There are good reasons for the fact that deprivation has historically been a major factor in determining funding levels for primary care practices. But last year when the Tories began to phase out surgeries’ MPIG funding, leaving no safety net in its place, chaos ensued. As budgets spread more thinly, GPs and staff were forced to work much longer hours, under more stressful conditions and for less pay. Many practices are only just on the right side of viable, to the extent that a seemingly small change, such as taking too long to hire a new administrator, could result in closure.
When the government began to withdraw MPIG funding last year, the Royal College of GPs warned that up to 100 surgeries – serving as many as 700,000 patients – could be forced to close as a result. We don’t yet know how many have been forced to close since that time, I have put down a written question to the Secretary of State, asking him for this information, and I await the answer.
During last week’s talks, in addition to getting the Secretary of State’s agreement to shadow an inner London GP for a day so that he could begin to understand the problem, we sought guarantees that the revised funding formula would be weighted towards more deprived areas, and that the government commit to providing an emergency fund in the interim period, to protect the worst hit surgeries from forced closure. Such an emergency fund has been called for by the Royal College of GPs and is supported by more than 70% of the public.
His speech on Friday, outlining a “new deal” for general practice, did include an announcement of a £10 million fund to support “struggling” practices. While this appeared a welcome turn of events, the details are highly sketchy. It is unclear, for example, whether the money represents a new investment or whether existing funds will have to be diverted from elsewhere. We don’t yet know how the practices which benefit from this new funding – if it is new funding – will be identified, nor do we know whether the money will come with strings attached, for example a requirement that practices demonstrate progress towards the Secretary of State’s goal of extending services to seven days a week. I have put these questions to him, and I hope his answers will provide the clarity that struggling practices need.
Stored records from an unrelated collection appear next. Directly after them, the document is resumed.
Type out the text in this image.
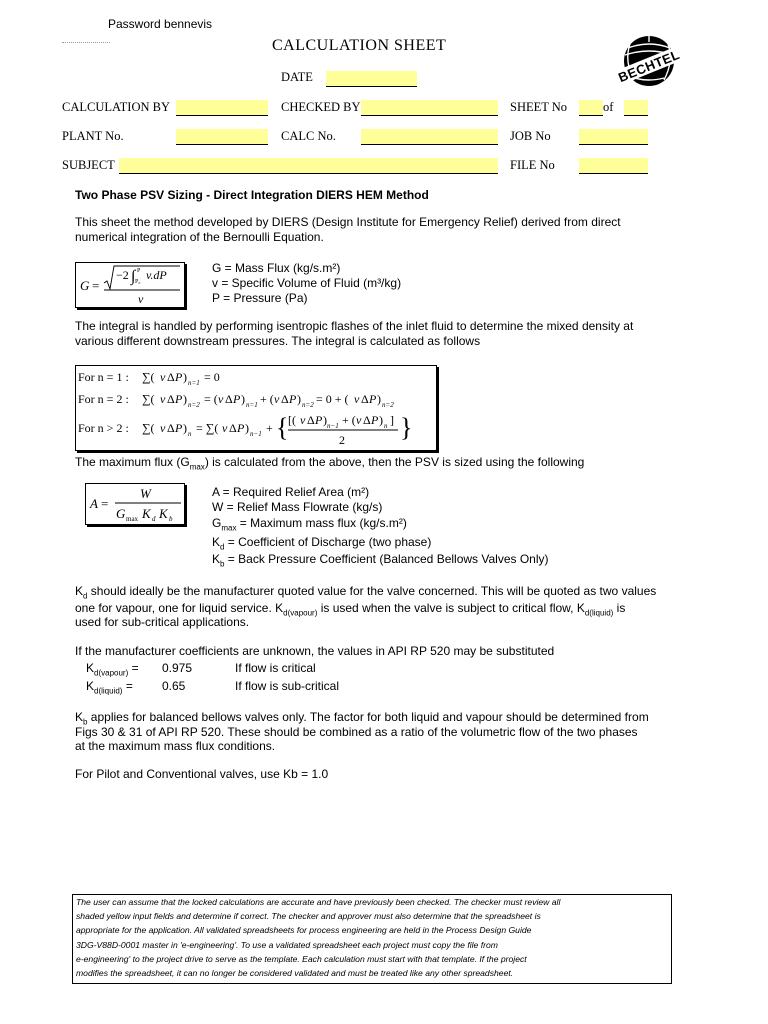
Password bennevis
CALCULATION SHEET
BECHTEL
DATE
CALCULATION BY	CHECKED BY	SHEET No	of
PLANT No.	CALC No.	JOB No
SUBJECT	FILE No
Two Phase PSV Sizing - Direct Integration DIERS HEM Method
This sheet the method developed by DIERS (Design Institute for Emergency Relief) derived from direct
numerical integration of the Bernoulli Equation.
G =
−2 ∫ P
P₀ v.dP
v
G = Mass Flux (kg/s.m²)
v = Specific Volume of Fluid (m³/kg)
P = Pressure (Pa)
The integral is handled by performing isentropic flashes of the inlet fluid to determine the mixed density at
various different downstream pressures. The integral is calculated as follows
For n = 1 : ∑( v Δ P ) n=1 = 0
For n = 2 : ∑( v Δ P ) n=2 = ( v Δ P ) n=1 + ( v Δ P ) n=2 = 0 + ( v Δ P ) n=2
For n > 2 : ∑( v Δ P ) n = ∑( v Δ P ) n−1 + { [( v Δ P ) n−1 + ( v Δ P ) n ]
2 }
The maximum flux $(G_{max})$ is calculated from the above, then the PSV is sized using the following
A =
W
G max K d K b
A = Required Relief Area (m²)
W = Relief Mass Flowrate (kg/s)
$G_{max}$ = Maximum mass flux (kg/s.m²)
$K_d$ = Coefficient of Discharge (two phase)
$K_b$ = Back Pressure Coefficient (Balanced Bellows Valves Only)
$K_d$ should ideally be the manufacturer quoted value for the valve concerned. This will be quoted as two values
one for vapour, one for liquid service. $K_{d(vapour)}$ is used when the valve is subject to critical flow, $K_{d(liquid)}$ is
used for sub-critical applications.
If the manufacturer coefficients are unknown, the values in API RP 520 may be substituted
$K_{d(vapour)} = 0.975$	If flow is critical
$K_{d(liquid)} = 0.65$	If flow is sub-critical
$K_b$ applies for balanced bellows valves only. The factor for both liquid and vapour should be determined from
Figs 30 & 31 of API RP 520. These should be combined as a ratio of the volumetric flow of the two phases
at the maximum mass flux conditions.
For Pilot and Conventional valves, use Kb = 1.0
The user can assume that the locked calculations are accurate and have previously been checked. The checker must review all
shaded yellow input fields and determine if correct. The checker and approver must also determine that the spreadsheet is
appropriate for the application. All validated spreadsheets for process engineering are held in the Process Design Guide
3DG-V88D-0001 master in 'e-engineering'. To use a validated spreadsheet each project must copy the file from
e-engineering' to the project drive to serve as the template. Each calculation must start with that template. If the project
modifies the spreadsheet, it can no longer be considered validated and must be treated like any other spreadsheet.
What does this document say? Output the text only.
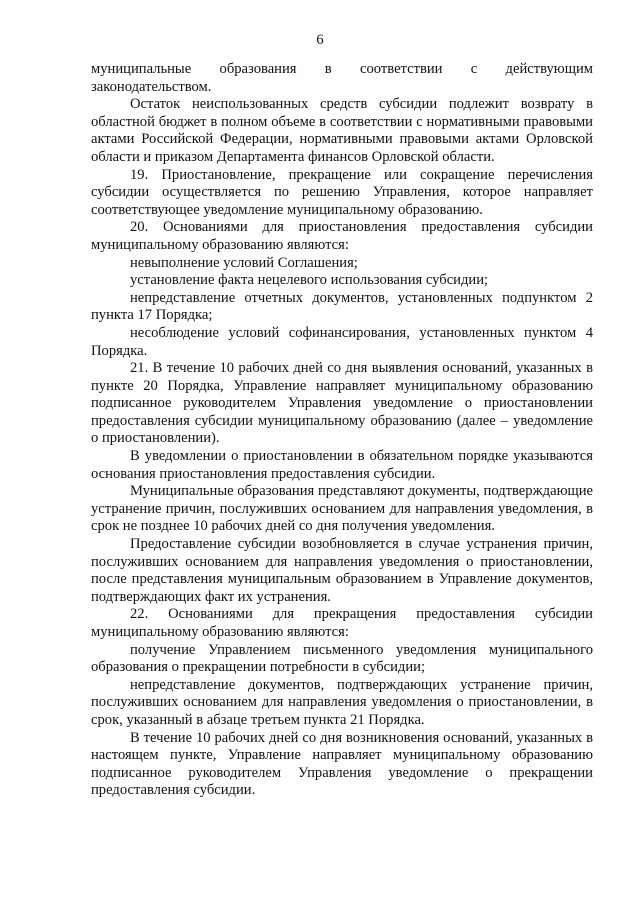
6

муниципальные образования в соответствии с действующим законодательством.

Остаток неиспользованных средств субсидии подлежит возврату в областной бюджет в полном объеме в соответствии с нормативными правовыми актами Российской Федерации, нормативными правовыми актами Орловской области и приказом Департамента финансов Орловской области.

19. Приостановление, прекращение или сокращение перечисления субсидии осуществляется по решению Управления, которое направляет соответствующее уведомление муниципальному образованию.

20. Основаниями для приостановления предоставления субсидии муниципальному образованию являются:

невыполнение условий Соглашения;

установление факта нецелевого использования субсидии;

непредставление отчетных документов, установленных подпунктом 2 пункта 17 Порядка;

несоблюдение условий софинансирования, установленных пунктом 4 Порядка.

21. В течение 10 рабочих дней со дня выявления оснований, указанных в пункте 20 Порядка, Управление направляет муниципальному образованию подписанное руководителем Управления уведомление о приостановлении предоставления субсидии муниципальному образованию (далее – уведомление о приостановлении).

В уведомлении о приостановлении в обязательном порядке указываются основания приостановления предоставления субсидии.

Муниципальные образования представляют документы, подтверждающие устранение причин, послуживших основанием для направления уведомления, в срок не позднее 10 рабочих дней со дня получения уведомления.

Предоставление субсидии возобновляется в случае устранения причин, послуживших основанием для направления уведомления о приостановлении, после представления муниципальным образованием в Управление документов, подтверждающих факт их устранения.

22. Основаниями для прекращения предоставления субсидии муниципальному образованию являются:

получение Управлением письменного уведомления муниципального образования о прекращении потребности в субсидии;

непредставление документов, подтверждающих устранение причин, послуживших основанием для направления уведомления о приостановлении, в срок, указанный в абзаце третьем пункта 21 Порядка.

В течение 10 рабочих дней со дня возникновения оснований, указанных в настоящем пункте, Управление направляет муниципальному образованию подписанное руководителем Управления уведомление о прекращении предоставления субсидии.
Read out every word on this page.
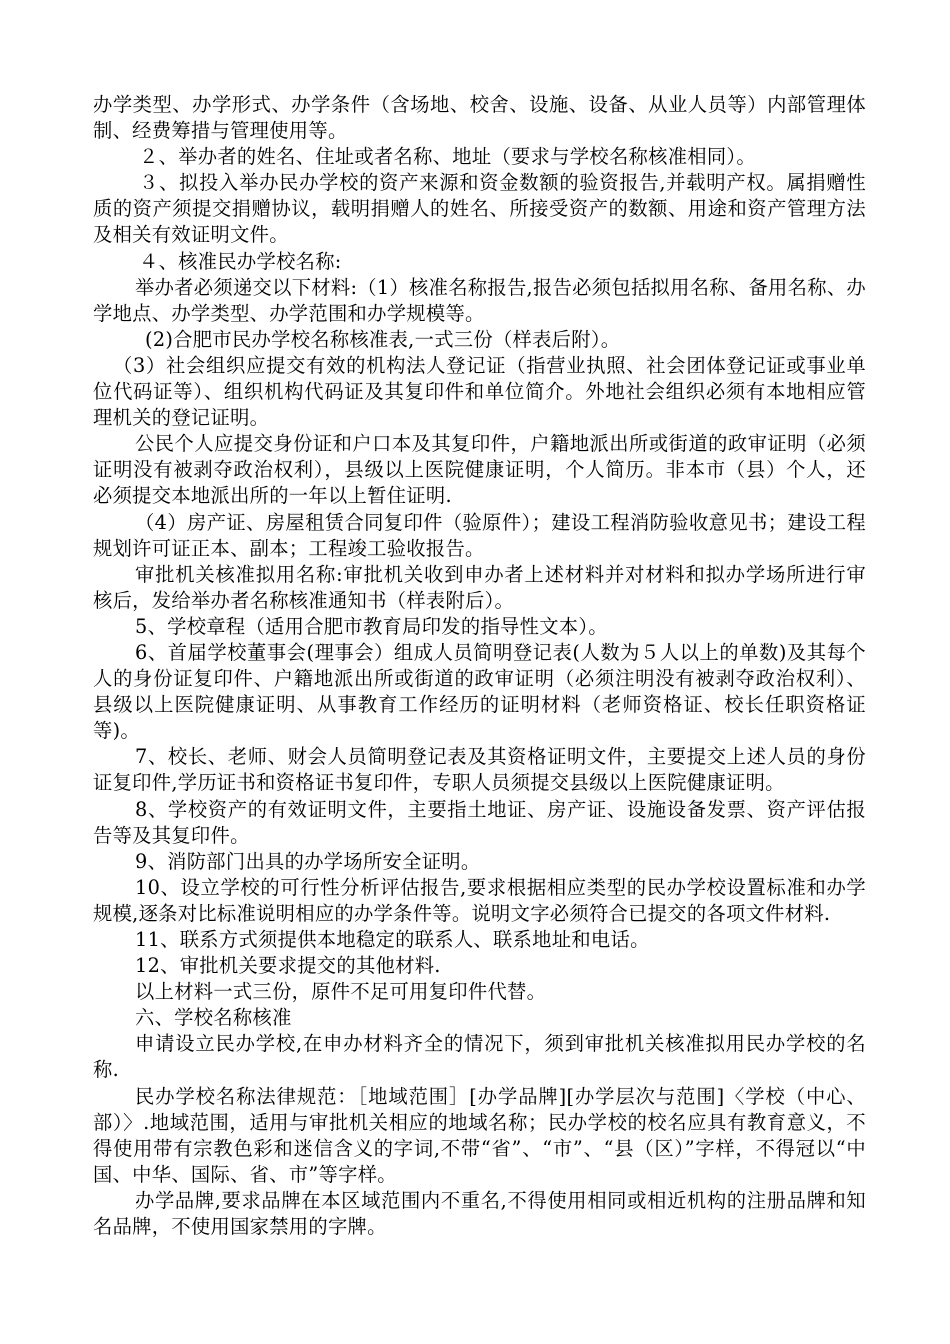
办学类型、办学形式、办学条件（含场地、校舍、设施、设备、从业人员等）内部管理体制、经费筹措与管理使用等。

２、举办者的姓名、住址或者名称、地址（要求与学校名称核准相同）。

３、拟投入举办民办学校的资产来源和资金数额的验资报告,并载明产权。属捐赠性质的资产须提交捐赠协议，载明捐赠人的姓名、所接受资产的数额、用途和资产管理方法及相关有效证明文件。

４、核准民办学校名称:

举办者必须递交以下材料:（1）核准名称报告,报告必须包括拟用名称、备用名称、办学地点、办学类型、办学范围和办学规模等。

(2)合肥市民办学校名称核准表,一式三份（样表后附）。

（3）社会组织应提交有效的机构法人登记证（指营业执照、社会团体登记证或事业单位代码证等）、组织机构代码证及其复印件和单位简介。外地社会组织必须有本地相应管理机关的登记证明。

公民个人应提交身份证和户口本及其复印件，户籍地派出所或街道的政审证明（必须证明没有被剥夺政治权利），县级以上医院健康证明，个人简历。非本市（县）个人，还必须提交本地派出所的一年以上暂住证明.

（4）房产证、房屋租赁合同复印件（验原件）；建设工程消防验收意见书；建设工程规划许可证正本、副本；工程竣工验收报告。

审批机关核准拟用名称:审批机关收到申办者上述材料并对材料和拟办学场所进行审核后，发给举办者名称核准通知书（样表附后）。

5、学校章程（适用合肥市教育局印发的指导性文本）。

6、首届学校董事会(理事会）组成人员简明登记表(人数为５人以上的单数)及其每个人的身份证复印件、户籍地派出所或街道的政审证明（必须注明没有被剥夺政治权利）、县级以上医院健康证明、从事教育工作经历的证明材料（老师资格证、校长任职资格证等)。

7、校长、老师、财会人员简明登记表及其资格证明文件，主要提交上述人员的身份证复印件,学历证书和资格证书复印件，专职人员须提交县级以上医院健康证明。

8、学校资产的有效证明文件，主要指土地证、房产证、设施设备发票、资产评估报告等及其复印件。

9、消防部门出具的办学场所安全证明。

10、设立学校的可行性分析评估报告,要求根据相应类型的民办学校设置标准和办学规模,逐条对比标准说明相应的办学条件等。说明文字必须符合已提交的各项文件材料.

11、联系方式须提供本地稳定的联系人、联系地址和电话。

12、审批机关要求提交的其他材料.

以上材料一式三份，原件不足可用复印件代替。

六、学校名称核准

申请设立民办学校,在申办材料齐全的情况下，须到审批机关核准拟用民办学校的名称.

民办学校名称法律规范：［地域范围］[办学品牌][办学层次与范围]〈学校（中心、部）〉.地域范围，适用与审批机关相应的地域名称；民办学校的校名应具有教育意义，不得使用带有宗教色彩和迷信含义的字词,不带“省”、“市”、“县（区）”字样，不得冠以“中国、中华、国际、省、市”等字样。

办学品牌,要求品牌在本区域范围内不重名,不得使用相同或相近机构的注册品牌和知名品牌，不使用国家禁用的字牌。
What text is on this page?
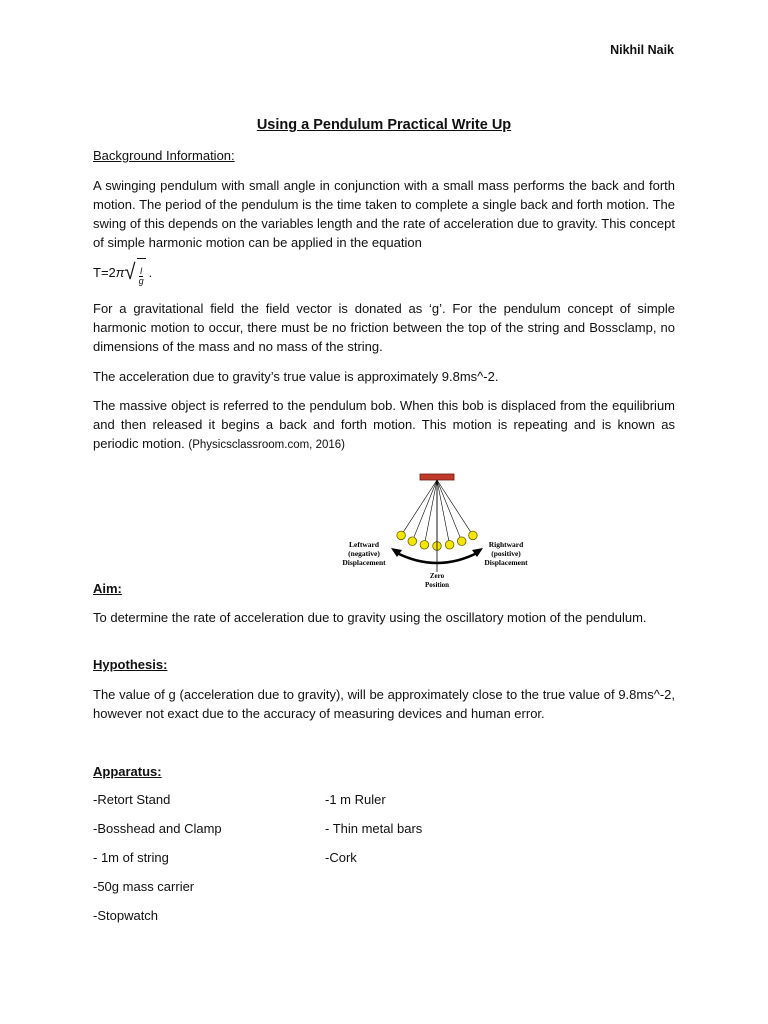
Nikhil Naik
Using a Pendulum Practical Write Up
Background Information:

A swinging pendulum with small angle in conjunction with a small mass performs the back and forth motion. The period of the pendulum is the time taken to complete a single back and forth motion. The swing of this depends on the variables length and the rate of acceleration due to gravity. This concept of simple harmonic motion can be applied in the equation

T=2 π √ $\frac{l}{g}$ .

For a gravitational field the field vector is donated as ‘g’. For the pendulum concept of simple harmonic motion to occur, there must be no friction between the top of the string and Bossclamp, no dimensions of the mass and no mass of the string.

The acceleration due to gravity’s true value is approximately 9.8ms^-2.

The massive object is referred to the pendulum bob. When this bob is displaced from the equilibrium and then released it begins a back and forth motion. This motion is repeating and is known as periodic motion. (Physicsclassroom.com, 2016)

Leftward
(negative)
Displacement
Rightward
(positive)
Displacement
Zero
Position
Aim:

To determine the rate of acceleration due to gravity using the oscillatory motion of the pendulum.

Hypothesis:

The value of g (acceleration due to gravity), will be approximately close to the true value of 9.8ms^-2, however not exact due to the accuracy of measuring devices and human error.

Apparatus:
-Retort Stand
-Bosshead and Clamp
- 1m of string
-50g mass carrier
-Stopwatch
-1 m Ruler
- Thin metal bars
-Cork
An emergency bailout is badly needed, but it’s only a sticking plaster. It won’t get at the root of the problems facing general practice. On top of the alarming increase in resignations and early retirements among the workforce, it has become harder to persuade medical students to pursue a career in general practice in the first place. And recruiting new GPs is especially tough in many parts of inner London, where they don’t get paid as much, the hours are longer and more stressful, and the costs of running a practice (from rent to staff salaries) is much higher than anywhere else in the country.
Of course one way to measure the extent of the crisis in primary care is by looking at its knock-on effects on emergency care. It’s inevitable that as more and more people have to wait longer and longer to get an appointment with their GP, or can’t even register with one, they turn to hospital A&Es. This is more expensive, puts more strain on A&Es, and inevitably result in more people waiting on trollies.
At the Whittington Hospital in Islington, for example, more than 18,000 people have had to wait for more than four hours to be seen at A&E since David Cameron became Prime Minister. Many of these thousands of patients probably could have got the care they needed from a GP. And the fact is they would have if primary care in inner London was fit for purpose.
It’s all very well for Jeremy Hunt to announce his “new deal” for doctors, but whilst it was heavy on the hyperbole, it was pretty light on solutions for those London GPs hanging by their fingernails, and doesn’t offer solutions to the problems we face.